Virus analysis

Printable View

July 20th, 2004, 01:34 AM
hellforgedangel

Virus analysis

Ok a friend wanted help today when their norton security suit went crazy and died, I asked about what had been done on the computer and the guy had got a trojan that hadnt been picked up by his AV (Thanks AVG you saved my computer again :D) However google supplyed no answers and norton didnt notice it, AVG noticed it but couldnt give any info on it. I got the dude to hijackthis his computer and i noticed some suspiciuos registry entries, now we think hes rid of it. All this however made me want to learn more about virii and trojans. I would like to learn if there are ways to analise what they do and how they do it.
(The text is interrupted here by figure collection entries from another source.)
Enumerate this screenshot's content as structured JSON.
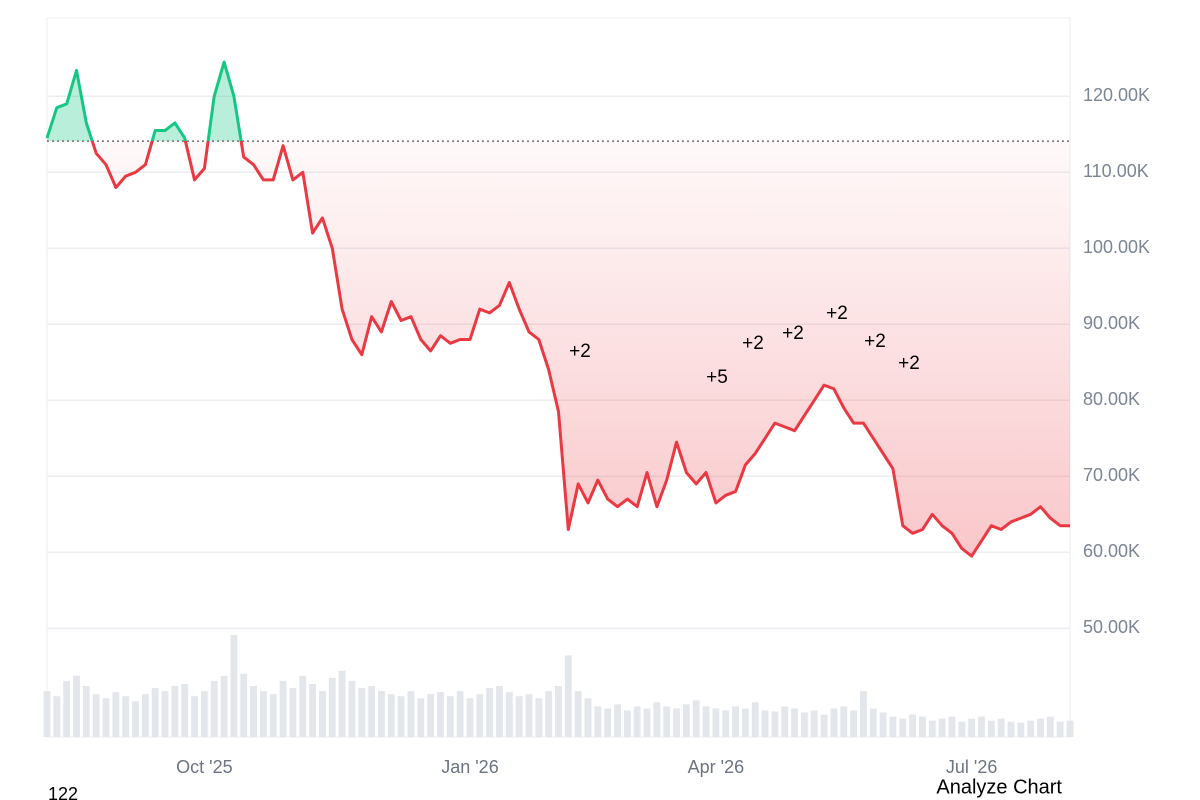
{
  "chart_data": {
    "type": "baseline",
    "baseline": 114100,
    "up_color": "#16c784",
    "down_color": "#ea3943",
    "volume_color": "#e3e7ec",
    "ylim": [
      35700,
      130300
    ],
    "yticks": [
      {
        "value": 50000,
        "label": "50.00K"
      },
      {
        "value": 60000,
        "label": "60.00K"
      },
      {
        "value": 70000,
        "label": "70.00K"
      },
      {
        "value": 80000,
        "label": "80.00K"
      },
      {
        "value": 90000,
        "label": "90.00K"
      },
      {
        "value": 100000,
        "label": "100.00K"
      },
      {
        "value": 110000,
        "label": "110.00K"
      },
      {
        "value": 120000,
        "label": "120.00K"
      }
    ],
    "grid": true,
    "vlim": [
      0,
      100
    ],
    "categories": [
      null,
      null,
      null,
      null,
      null,
      null,
      null,
      null,
      null,
      null,
      null,
      null,
      null,
      null,
      null,
      null,
      "Oct '25",
      null,
      null,
      null,
      null,
      null,
      null,
      null,
      null,
      null,
      null,
      null,
      null,
      null,
      null,
      null,
      null,
      null,
      null,
      null,
      null,
      null,
      null,
      null,
      null,
      null,
      null,
      "Jan '26",
      null,
      null,
      null,
      null,
      null,
      null,
      null,
      null,
      null,
      null,
      null,
      null,
      null,
      null,
      null,
      null,
      null,
      null,
      null,
      null,
      null,
      null,
      null,
      null,
      "Apr '26",
      null,
      null,
      null,
      null,
      null,
      null,
      null,
      null,
      null,
      null,
      null,
      null,
      null,
      null,
      null,
      null,
      null,
      null,
      null,
      null,
      null,
      null,
      null,
      null,
      null,
      "Jul '26",
      null,
      null,
      null,
      null,
      null,
      null,
      null,
      null,
      null,
      null
    ],
    "values": [
      114500,
      118500,
      119000,
      123400,
      116500,
      112500,
      111000,
      108000,
      109500,
      110000,
      111000,
      115500,
      115500,
      116500,
      114500,
      109000,
      110500,
      120000,
      124500,
      120000,
      112000,
      111000,
      109000,
      109000,
      113500,
      109000,
      110000,
      102000,
      104000,
      100000,
      92000,
      88000,
      86000,
      91000,
      89000,
      93000,
      90500,
      91000,
      88000,
      86500,
      88500,
      87500,
      88000,
      88000,
      92000,
      91500,
      92500,
      95500,
      92000,
      89000,
      88000,
      84000,
      78500,
      63000,
      69000,
      66500,
      69500,
      67000,
      66000,
      67000,
      66000,
      70500,
      66000,
      69500,
      74500,
      70500,
      69000,
      70500,
      66500,
      67500,
      68000,
      71500,
      73000,
      75000,
      77000,
      76500,
      76000,
      78000,
      80000,
      82000,
      81500,
      79000,
      77000,
      77000,
      75000,
      73000,
      71000,
      63500,
      62500,
      63000,
      65000,
      63500,
      62500,
      60500,
      59500,
      61500,
      63500,
      63000,
      64000,
      64500,
      65000,
      66000,
      64500,
      63500,
      63500
    ],
    "volume": [
      45,
      40,
      55,
      60,
      50,
      42,
      38,
      44,
      40,
      35,
      42,
      48,
      45,
      50,
      52,
      40,
      45,
      55,
      60,
      100,
      62,
      50,
      45,
      42,
      55,
      48,
      60,
      52,
      45,
      58,
      65,
      55,
      48,
      50,
      45,
      42,
      40,
      45,
      38,
      42,
      44,
      40,
      45,
      38,
      42,
      48,
      50,
      44,
      40,
      42,
      38,
      45,
      50,
      80,
      45,
      38,
      30,
      28,
      32,
      26,
      30,
      28,
      34,
      30,
      28,
      32,
      36,
      30,
      28,
      26,
      30,
      28,
      34,
      26,
      25,
      30,
      28,
      24,
      26,
      22,
      28,
      30,
      26,
      45,
      28,
      24,
      20,
      18,
      22,
      20,
      16,
      18,
      20,
      15,
      18,
      20,
      16,
      18,
      15,
      14,
      16,
      18,
      20,
      15,
      16
    ],
    "annotations": [
      "+2",
      "+5",
      "+2",
      "+2",
      "+2",
      "+2",
      "+2"
    ],
    "footer_left": "122",
    "action": "Analyze Chart"
  }
}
Im ok as far as a test box goes so i basically want to play about and see what i can find out about them. I mean how do AV companies work out whats a virus and how do they write signatures, basically im curious :D Thanks
July 20th, 2004, 02:15 AM
DeadAddict

http://www.symantec.com/region/reg_e...antivirus.html
I would use a disassembler to take it apart
many newer viruses are designed using programming tricks that make them hard to disassemble (the process of interpreting the code into a form that is easier to analyze so that the virus can be combated.
Source: http://www.pcguide.com/care/data/virus/index.htm
July 20th, 2004, 02:20 AM
muert0

Here's a tut to give you a little better understanding of virii and there are a few links at the bottom of the tut that you may can find other stuff you are looking for.
http://www.antionline.com/showthread...hreadid=244114
July 20th, 2004, 11:52 AM
SirDice

First you'll need to learn the correct plural of "virus", it's "viruses" not "virii" ;)

Then as DeadAddict noted get yourself a disassembler, a link to the MSDN libraries (for API references), lots of coffee and lots of spare time :D

But it's fun though, I always like to take new ones apart.
Just to see what makes them "tick".

For disassembly I can definitely recommend getting IDA Pro.
See http://www.datarescue.com/idabase for more info.
July 20th, 2004, 04:00 PM
hellforgedangel

Thanks for the feed back. hmmm viruses eh? I read that it was virii im sure, oh well. I suppose its another mice/mouses one :D
July 20th, 2004, 04:40 PM
AngelicKnight

Any freeware disassemblers out there you're fond of?